Friday, July 13, 2012

Every Journey Start With A Step However Small


Ok I’m starting this pen to paper because ideas seem to flow more easily here. When I type it out on the computer, I feel like I need to be perfect right off the bat, I edit as I go and I am less likely to edit my ideas and content when I do it that way. I just relay on spell check for spelling and grammar (areas which I suck in and truly don’t care about and here is a blog post that validates my thinking. I love to have my ideas validated by others. I am by no means at that calibre of writing but it still feels good to be validated.  For those that don’t wish to click the link, she talks about content and ideas being more important the spelling, grammar and typos; that those things don’t make you any less intelligent. Sorry to all my friends who are hung up on that, you clearly know that I am not and sorry if I drive you crazy).
 
Ok so I’m writing this because I’ve come to some realizations and insights. If you have been flowing along with me, you can see I have been undergoing some personal transformations; I am in self-discovery phase of my journey. I am not happy with certain aspects of my life (work) and am trying to figure out what to do about it.  At 35 I am still trying to figure out what I want to be when I grow up.

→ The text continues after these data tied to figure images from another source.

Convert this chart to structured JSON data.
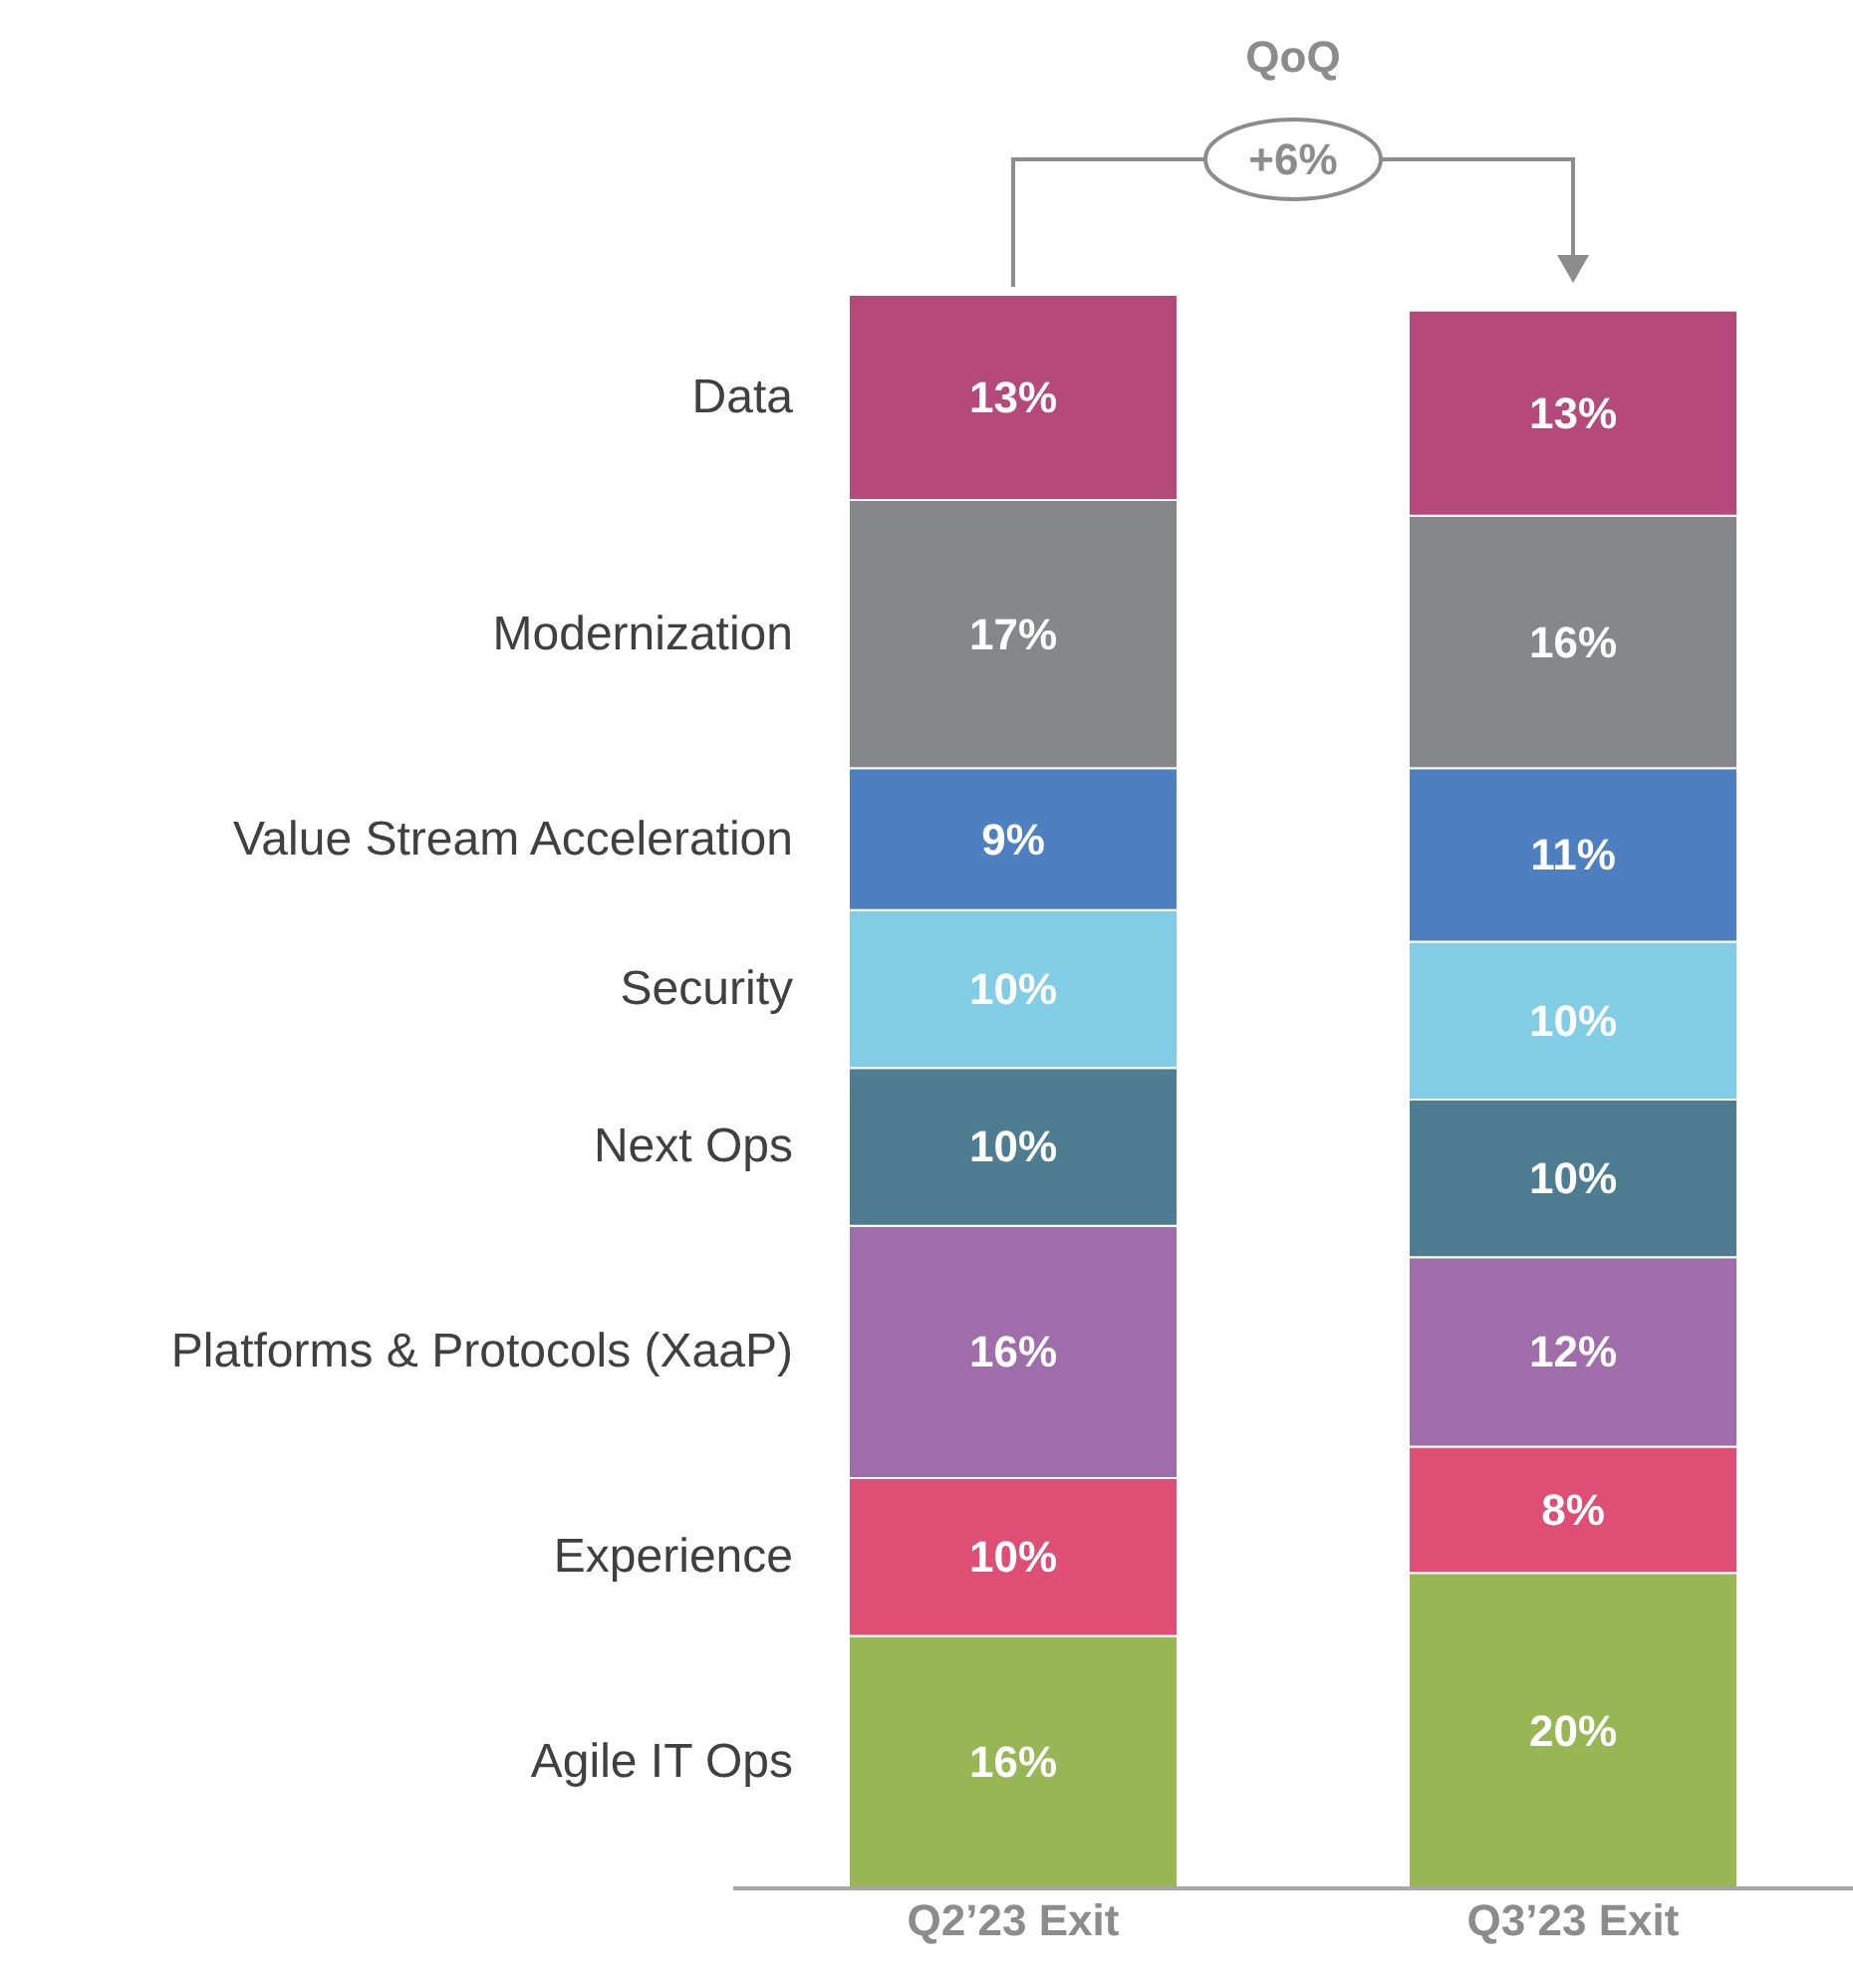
{
  "chart_data": {
    "type": "bar",
    "stacked": true,
    "categories": [
      "Q2’23 Exit",
      "Q3’23 Exit"
    ],
    "series": [
      {
        "name": "Agile IT Ops",
        "color": "#97b755",
        "values": [
          16,
          20
        ],
        "value_labels": [
          "16%",
          "20%"
        ]
      },
      {
        "name": "Experience",
        "color": "#df4e74",
        "values": [
          10,
          8
        ],
        "value_labels": [
          "10%",
          "8%"
        ]
      },
      {
        "name": "Platforms & Protocols (XaaP)",
        "color": "#a06dab",
        "values": [
          16,
          12
        ],
        "value_labels": [
          "16%",
          "12%"
        ]
      },
      {
        "name": "Next Ops",
        "color": "#4e7d91",
        "values": [
          10,
          10
        ],
        "value_labels": [
          "10%",
          "10%"
        ]
      },
      {
        "name": "Security",
        "color": "#82cde6",
        "values": [
          10,
          10
        ],
        "value_labels": [
          "10%",
          "10%"
        ]
      },
      {
        "name": "Value Stream Acceleration",
        "color": "#4e7fc1",
        "values": [
          9,
          11
        ],
        "value_labels": [
          "9%",
          "11%"
        ]
      },
      {
        "name": "Modernization",
        "color": "#86878b",
        "values": [
          17,
          16
        ],
        "value_labels": [
          "17%",
          "16%"
        ]
      },
      {
        "name": "Data",
        "color": "#b5497a",
        "values": [
          13,
          13
        ],
        "value_labels": [
          "13%",
          "13%"
        ]
      }
    ],
    "annotations": [
      "QoQ",
      "+6%"
    ]
  }
}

What? At 35 I should have this figured out, I should be living that life but sadly at 35 I am coming into my own and releasing the labels others have put on me. I am struggling with the role model I am trying to be for my children.

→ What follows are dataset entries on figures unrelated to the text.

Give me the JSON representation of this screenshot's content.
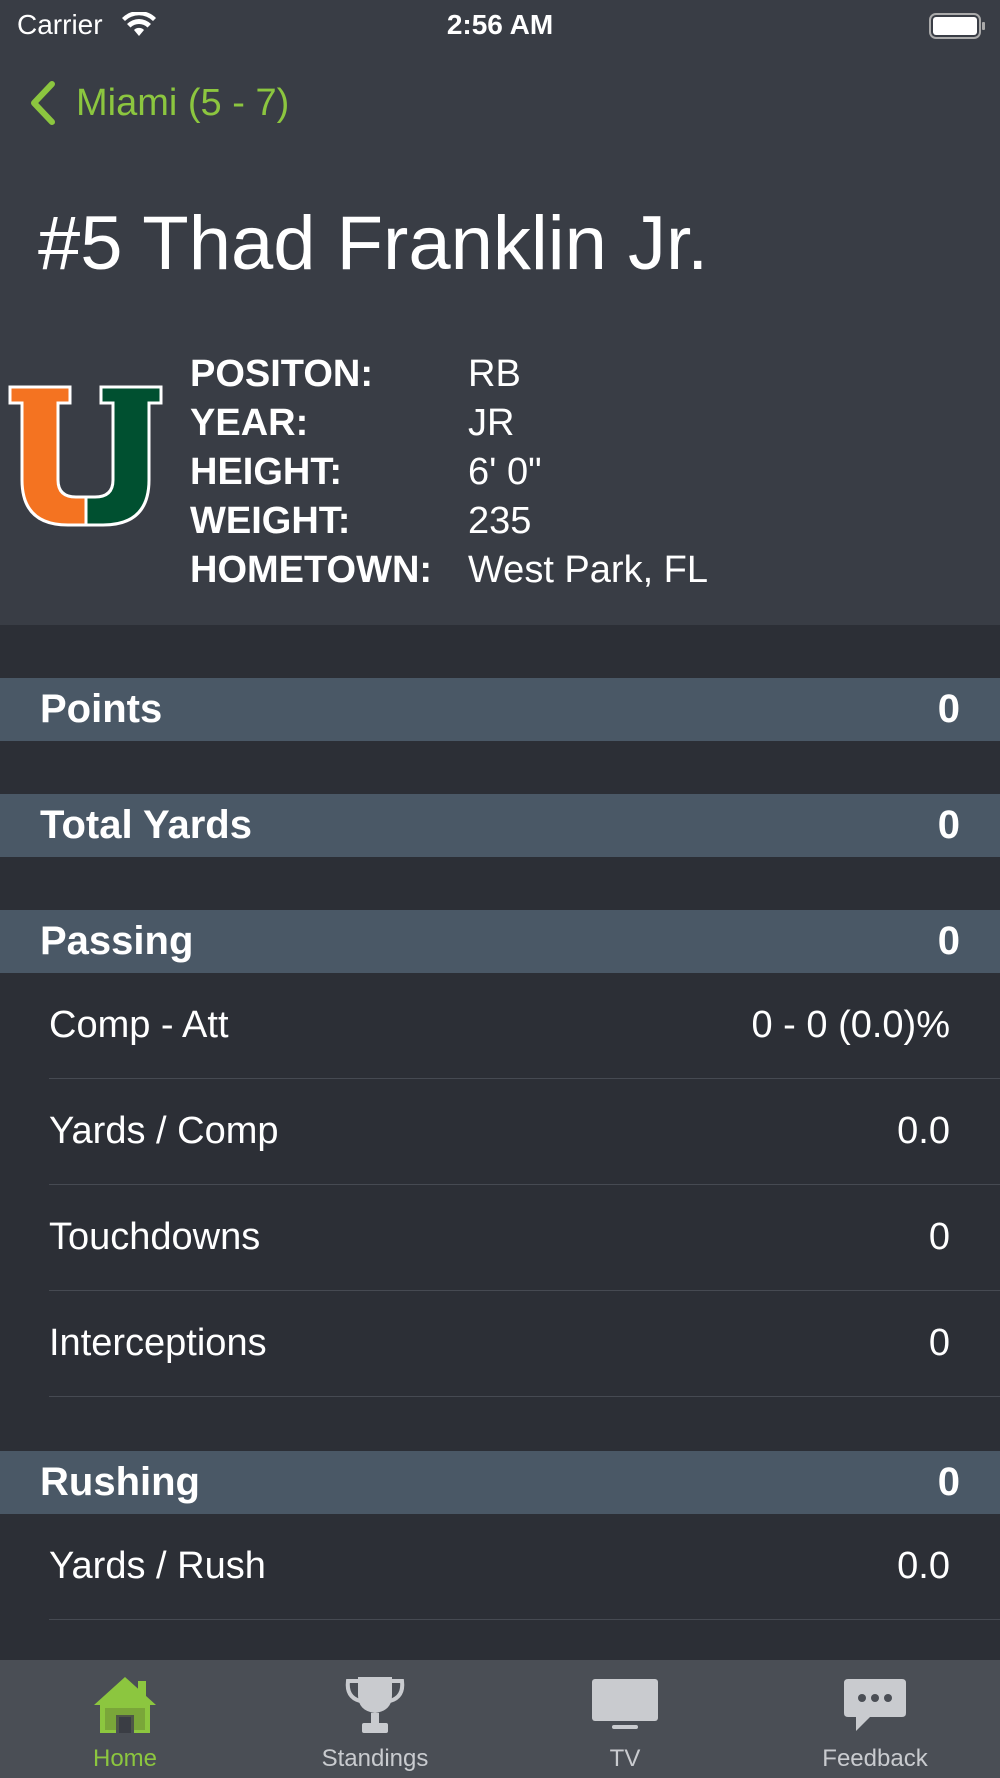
{
  "status_bar": {
    "carrier": "Carrier",
    "time": "2:56 AM"
  },
  "nav": {
    "back_label": "Miami (5 - 7)"
  },
  "player": {
    "name": "#5 Thad Franklin Jr.",
    "info": [
      {
        "label": "POSITON:",
        "value": "RB"
      },
      {
        "label": "YEAR:",
        "value": "JR"
      },
      {
        "label": "HEIGHT:",
        "value": "6' 0\""
      },
      {
        "label": "WEIGHT:",
        "value": "235"
      },
      {
        "label": "HOMETOWN:",
        "value": "West Park, FL"
      }
    ]
  },
  "stats": {
    "points": {
      "title": "Points",
      "value": "0"
    },
    "total_yards": {
      "title": "Total Yards",
      "value": "0"
    },
    "passing": {
      "title": "Passing",
      "value": "0",
      "rows": [
        {
          "label": "Comp - Att",
          "value": "0 - 0 (0.0)%"
        },
        {
          "label": "Yards / Comp",
          "value": "0.0"
        },
        {
          "label": "Touchdowns",
          "value": "0"
        },
        {
          "label": "Interceptions",
          "value": "0"
        }
      ]
    },
    "rushing": {
      "title": "Rushing",
      "value": "0",
      "rows": [
        {
          "label": "Yards / Rush",
          "value": "0.0"
        }
      ]
    }
  },
  "tabs": [
    {
      "label": "Home",
      "icon": "home-icon",
      "active": true
    },
    {
      "label": "Standings",
      "icon": "trophy-icon",
      "active": false
    },
    {
      "label": "TV",
      "icon": "tv-icon",
      "active": false
    },
    {
      "label": "Feedback",
      "icon": "chat-icon",
      "active": false
    }
  ],
  "colors": {
    "accent": "#8cc63f",
    "header_bg": "#393d45",
    "body_bg": "#2c2f36",
    "section_bg": "#4a5866",
    "tabbar_bg": "#4a4e55",
    "logo_orange": "#f47321",
    "logo_green": "#005030"
  }
}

In high school I took courses my parents told me to. Math and science was what I was supposed to focus on. I never took any art classes except the mandatory one, even though I loved them. My Dad especially wanted my brother and I to go to university, like he did. Boy was he disappointed when I went to college to be a Child and Youth Worker, and more disappointed when I dropped out of college. The coup de gras was when my brother dropped out of university. No university graduates in his family.

During my first year of Child and Youth worker at Humber I was going through some personal stuff, it was also when I first met Rock. After a series of events I decided to take a year off school and refocus myself and figure out what I wanted to do.

In that year off Rock’s mom advised us that instead of renting we should look into buying a condo as the condo market was hot. We were able to get a good deal pre-construction and so now my returning back to school was put on the back burner; we now had a mortgage to pay for.

We got married and started the journey to have kids, when it wasn’t happening I came up with a plan to go back to school and still work full time. I was going to apply to George Brown for the Jewellery Design program. I made it through the interview process but when it was time to put my application in I found out I was pregnant with Monkey, and then came Muffin and lastly Tutu. My dreams of going back to school were once again put on the back burner.

A side note here, I feel like I am rambling but I feel it`s important to share my story. I have learned so much from others sharing their stories and it is also part of being authentic in my posts. Now back to the regular scheduled rambled blog post.

So now here I am 8 years later still not knowing what I want to be when I grow up (side note I also am wondering when I’m going to feel like a grown up, right now I still feel like I am faking it). I do know I want to do something creative, I know I want to work with my hands, I do know I like to work on a variety of tasks. I like planning and organizing, I like analyzing stats. I anyone has an idea of what a good career for me would be that would be great. Right now I can’t seem to see past call centre and administration. I can tell you I DO NOT want to do that when I grow up. Heck, I don’t want to do that right now anymore but I have a family to help support. I need to figure out what different types of careers are out there and how to transfer my skills that I have acquired. I know they are transferable but I just can’t see the logistics right now.

Things I am going to do right now are to stick with my day job, I hate it but it does have some perks like being close to home and working with Rock. Plus it’s easier to deal with the devil you know, than the devil you don’t. I will continue to blog and refine my blogging style and voice. I will start up an Etsy store and work towards my goal.

Now I have done a TON of research (research is my security blanket, the more knowledge I have the better I feel). I have read both sides of the debate of following your dreams and making a living from it.  I have decided after months (ok more like over a year) of research that I am done with reading and research, that I am going to trust my gut and follow my intuition.

I do have a couple of different ideas of where I want to be and what I want to do but for now I will take small calculated risks while having the safety net of a full time job (even one that makes me unhappy. Then I can figure out if I am cut out for self-employment, figure out the business ins and out.

I am finally taking baby steps to work towards this dream. I have started making my first products to stock in my store. I will be setting up an Etsy store shortly and I will share with you when I get it set up.
 The bow I'm starting to make

I did have a hard time narrowing down what I want to sell but for now I will stick to my crocheted bows and bow ties, my crocheted hats and fabric flower headbands. I’m sure this will evolve as I get more into things but I wanted to keep things simple to start.


So now I have made myself accountable to you that I will do this. I don’t have a date yet but I hope to do it by October, in time for the Holiday season. I have to get a bit of stock set up and figure the logistics of names and such.

I am scared but also excited as to what can come out of this. I hope you stick around and see where this journey takes me. And if you are sharing a similar journey with me, drop me a line and maybe we can cheerlead each other, keep each other accountable and help each other out.